Day 4 – Islas Ballestas and Sandboarding

We were up early for the Islas ballestas tour. The day started with a bus up to the port where we then jumped on to a speed boat. There was a bit of confusion as we had been on the boat for about 10 minutes and then suddenly we were turning back to where we came from. Turns out another boat had broken down and we hadto transfer a few passengers on to our boat. As part o the tour, We saw a huge drawing of a candelabra in the mountain (similar to what you would see on the NASCAR lines I assume) and then on to see penguins, sealions, birds and more birds. This was just a morning tour.


Penguins and other birds

Once we arrived back at our hostel, we took a taxi to “the middle of nowhere” and managed to get a bus to Ica (just one hour). The buses in Peru are more like what we would call coaches. One great thing about riding on these buses is that at every stop ladies come on to the bus selling snacks and drinks so you never go hungry!
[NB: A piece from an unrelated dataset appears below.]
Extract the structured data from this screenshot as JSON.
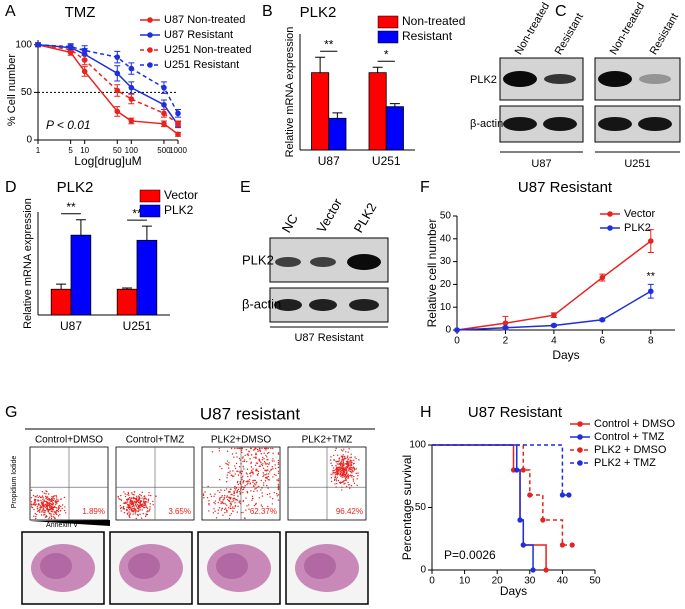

Once we arrived in Ica, we got a tuk tuk (the first of many I’m sure) to Huacachina, a small town with a population of about 250 people in the middle of the sandunes. We walked around and found a hostel/guesthouse. Can’t say it was the nicest place I’ve ever stayed but its only for one night.

We booked to go on the sandboarding tour in the afternoon which was great fun. You leave the hostel in a rally jeep which just rags it around the sand dunes, going up and down. You fly out your seat when you go down. Safety didn’t really seem to exist. No-one even came round to check that our safety straps were all in place!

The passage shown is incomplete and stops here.